John Lehman’s best photos from the past year are featured in the Globe and Mail including a photo of a B.C. ballet dancer behind the Museum of Anthropology at UBC.

Study shows material things can bring happiness

Gizmodo Mon Dec 21 2015 By: Esther Inglis-Arkell

Gizmodo reports on a new study by UBC psychologists that examined whether receiving a gift can bring as much happiness as participating in an experience. By tracking the happiness of the participants over two weeks, researchers found that experiential gifts gave more intense happiness during the experience but material gifts made people happier more frequently over the time.

New course in public policy and global affairs

The Hindu Mon Dec 21 2015

A new two-year master’s program in public policy and global affairs at UBC is highlighted in a new article in The Hindu.

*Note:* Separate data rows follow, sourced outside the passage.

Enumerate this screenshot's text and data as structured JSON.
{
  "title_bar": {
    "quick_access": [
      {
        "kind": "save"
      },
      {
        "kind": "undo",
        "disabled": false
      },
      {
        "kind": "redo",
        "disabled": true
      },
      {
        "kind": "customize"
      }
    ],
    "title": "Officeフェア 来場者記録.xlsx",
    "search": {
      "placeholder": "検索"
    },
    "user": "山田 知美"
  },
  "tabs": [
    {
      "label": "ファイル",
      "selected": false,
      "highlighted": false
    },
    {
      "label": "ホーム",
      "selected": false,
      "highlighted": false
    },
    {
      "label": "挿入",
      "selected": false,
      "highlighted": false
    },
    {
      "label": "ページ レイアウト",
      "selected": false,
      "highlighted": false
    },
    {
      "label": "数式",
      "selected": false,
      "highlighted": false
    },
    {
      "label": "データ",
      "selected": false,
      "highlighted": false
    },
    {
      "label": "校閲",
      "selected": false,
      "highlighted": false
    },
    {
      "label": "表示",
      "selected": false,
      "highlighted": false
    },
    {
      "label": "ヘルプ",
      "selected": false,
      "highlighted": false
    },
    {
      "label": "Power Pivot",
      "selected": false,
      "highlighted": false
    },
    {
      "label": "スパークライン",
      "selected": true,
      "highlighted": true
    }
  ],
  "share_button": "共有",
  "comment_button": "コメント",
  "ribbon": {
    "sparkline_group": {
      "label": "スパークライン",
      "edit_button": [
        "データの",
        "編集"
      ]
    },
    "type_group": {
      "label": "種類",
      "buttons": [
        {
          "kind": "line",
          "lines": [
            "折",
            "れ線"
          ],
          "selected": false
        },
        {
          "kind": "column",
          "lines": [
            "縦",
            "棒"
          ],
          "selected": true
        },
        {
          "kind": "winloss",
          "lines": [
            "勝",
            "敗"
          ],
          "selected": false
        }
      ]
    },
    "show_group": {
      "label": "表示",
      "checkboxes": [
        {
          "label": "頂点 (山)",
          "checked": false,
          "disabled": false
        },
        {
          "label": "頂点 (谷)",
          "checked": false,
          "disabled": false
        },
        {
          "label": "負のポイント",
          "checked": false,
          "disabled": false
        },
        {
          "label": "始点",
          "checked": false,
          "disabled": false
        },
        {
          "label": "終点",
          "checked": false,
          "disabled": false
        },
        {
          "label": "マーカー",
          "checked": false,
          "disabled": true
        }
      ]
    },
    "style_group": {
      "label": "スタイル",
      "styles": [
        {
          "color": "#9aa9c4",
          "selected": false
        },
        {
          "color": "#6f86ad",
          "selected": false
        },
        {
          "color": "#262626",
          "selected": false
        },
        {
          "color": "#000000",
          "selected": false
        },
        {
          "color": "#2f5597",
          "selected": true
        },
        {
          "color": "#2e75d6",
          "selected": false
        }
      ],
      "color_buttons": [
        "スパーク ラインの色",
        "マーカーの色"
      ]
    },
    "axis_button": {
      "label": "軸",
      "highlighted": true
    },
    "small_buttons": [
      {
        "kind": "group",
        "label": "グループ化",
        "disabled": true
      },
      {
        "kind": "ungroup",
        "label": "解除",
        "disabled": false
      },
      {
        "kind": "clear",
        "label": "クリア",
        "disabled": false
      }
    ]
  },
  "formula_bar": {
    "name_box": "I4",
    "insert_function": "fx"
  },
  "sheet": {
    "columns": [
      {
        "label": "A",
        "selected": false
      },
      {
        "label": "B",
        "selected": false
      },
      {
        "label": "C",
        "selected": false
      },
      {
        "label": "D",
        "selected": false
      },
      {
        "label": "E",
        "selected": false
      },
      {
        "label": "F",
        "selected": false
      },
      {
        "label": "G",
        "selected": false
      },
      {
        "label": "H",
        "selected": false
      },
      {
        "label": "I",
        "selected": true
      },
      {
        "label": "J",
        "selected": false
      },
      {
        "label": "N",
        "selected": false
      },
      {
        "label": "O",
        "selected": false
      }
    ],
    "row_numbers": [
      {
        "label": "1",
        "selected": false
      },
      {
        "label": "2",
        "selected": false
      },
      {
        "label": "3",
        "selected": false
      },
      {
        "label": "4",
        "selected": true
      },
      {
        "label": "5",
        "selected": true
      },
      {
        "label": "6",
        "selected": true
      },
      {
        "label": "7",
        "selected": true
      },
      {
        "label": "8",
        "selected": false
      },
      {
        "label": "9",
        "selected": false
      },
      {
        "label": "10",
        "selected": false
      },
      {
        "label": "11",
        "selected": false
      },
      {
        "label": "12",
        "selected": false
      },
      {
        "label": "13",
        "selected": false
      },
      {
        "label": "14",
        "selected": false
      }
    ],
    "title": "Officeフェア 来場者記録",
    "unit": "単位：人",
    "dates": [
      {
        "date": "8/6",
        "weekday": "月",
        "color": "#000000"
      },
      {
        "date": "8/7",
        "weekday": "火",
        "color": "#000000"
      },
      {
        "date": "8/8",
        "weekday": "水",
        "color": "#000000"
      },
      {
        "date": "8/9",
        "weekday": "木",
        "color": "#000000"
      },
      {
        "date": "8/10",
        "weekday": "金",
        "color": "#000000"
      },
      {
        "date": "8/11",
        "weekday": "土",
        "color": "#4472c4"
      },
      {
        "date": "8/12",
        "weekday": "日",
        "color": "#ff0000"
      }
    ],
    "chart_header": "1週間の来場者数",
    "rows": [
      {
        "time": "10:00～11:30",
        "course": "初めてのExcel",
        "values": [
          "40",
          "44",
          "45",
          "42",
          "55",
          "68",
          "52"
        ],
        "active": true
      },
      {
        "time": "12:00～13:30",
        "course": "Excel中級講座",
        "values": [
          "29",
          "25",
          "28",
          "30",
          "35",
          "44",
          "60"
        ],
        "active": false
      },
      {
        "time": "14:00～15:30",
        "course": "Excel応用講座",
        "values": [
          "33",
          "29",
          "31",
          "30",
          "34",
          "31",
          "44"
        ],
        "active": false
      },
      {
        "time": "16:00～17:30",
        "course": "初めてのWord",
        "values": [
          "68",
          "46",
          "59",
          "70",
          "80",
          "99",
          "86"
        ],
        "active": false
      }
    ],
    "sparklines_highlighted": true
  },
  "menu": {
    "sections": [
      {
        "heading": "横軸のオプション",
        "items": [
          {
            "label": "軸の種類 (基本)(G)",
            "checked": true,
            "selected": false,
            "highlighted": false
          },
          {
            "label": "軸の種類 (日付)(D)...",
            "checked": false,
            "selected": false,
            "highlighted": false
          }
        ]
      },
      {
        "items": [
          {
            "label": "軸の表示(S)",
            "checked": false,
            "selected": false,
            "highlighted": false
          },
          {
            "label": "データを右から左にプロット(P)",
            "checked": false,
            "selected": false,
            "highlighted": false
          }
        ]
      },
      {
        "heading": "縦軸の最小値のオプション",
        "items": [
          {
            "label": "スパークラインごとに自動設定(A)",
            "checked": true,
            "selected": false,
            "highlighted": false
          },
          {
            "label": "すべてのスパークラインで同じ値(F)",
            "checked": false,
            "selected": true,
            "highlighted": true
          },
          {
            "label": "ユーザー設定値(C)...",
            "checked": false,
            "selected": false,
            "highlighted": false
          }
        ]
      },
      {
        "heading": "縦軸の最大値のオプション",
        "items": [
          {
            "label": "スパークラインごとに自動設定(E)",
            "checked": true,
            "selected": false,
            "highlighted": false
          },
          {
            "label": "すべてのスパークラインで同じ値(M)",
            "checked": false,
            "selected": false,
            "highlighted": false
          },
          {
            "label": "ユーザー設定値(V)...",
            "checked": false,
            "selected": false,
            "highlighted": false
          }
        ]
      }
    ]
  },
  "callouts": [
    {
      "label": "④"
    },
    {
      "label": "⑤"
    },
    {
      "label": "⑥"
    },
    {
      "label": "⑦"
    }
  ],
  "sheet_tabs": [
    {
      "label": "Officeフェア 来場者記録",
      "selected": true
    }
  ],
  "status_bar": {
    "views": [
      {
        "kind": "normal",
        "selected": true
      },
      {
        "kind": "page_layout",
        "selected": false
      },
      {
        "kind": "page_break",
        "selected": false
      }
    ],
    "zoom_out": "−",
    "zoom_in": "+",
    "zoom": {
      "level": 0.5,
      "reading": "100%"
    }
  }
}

These dogs have a good sense of humour

Tech Times Fri Dec 18 2015 By: Alyssa Navarro

UBC psychology professor and canine expert Stanley Coren believes some dogs actually have a good sense of humour, while some do not. In a Tech Times article, Coren also recommended that people hoping to adopt a dog should look for one that matches their temperament.

China cracks down on politically incorrect maps

The Atlantic-CityLab Thu Dec 17 2015 By: Linda Poon

A new article in CityLab reported on China’s stricter rules regarding maps, both print and online.

The article included a quote from Tim Brook, a professor of Chinese history at UBC.

“Regimes that are anxious about their legitimacy fetishize the signs of legitimacy,” Brook said.”So one of the signs of legitimacy is a map–there you are one color, your borders are all drawn properly and you look like a proper state.”

Lower blood pressure linked to spending money on others

Huffington Post Wed Dec 16 2015 By: Brian Vinh Tien Trinh

Huffington Post highlighted a recent study linking charitable spending to lower blood pressure.

“What we’ve found is some of the strongest evidence to date that spending money on others can lead to significant improvements in physical health,” said study author Ashley Whillans.

Knowledge work has had its day

Bloomberg Thu Dec 17 2015 By: Justin Fox

A Bloomberg article explored the passing of the era of the knowledge worker and the dawn of the “relationship worker” in light of the growing computerization of the economy.

The article cited a paper published in 2013 by UBC economists Paul Beaudry and David A. Green and Benjamin M. Sand of York University.  Beaudry, Green and Sand had noted the decline of jobs focused on cognitive tasks after two decades of growth.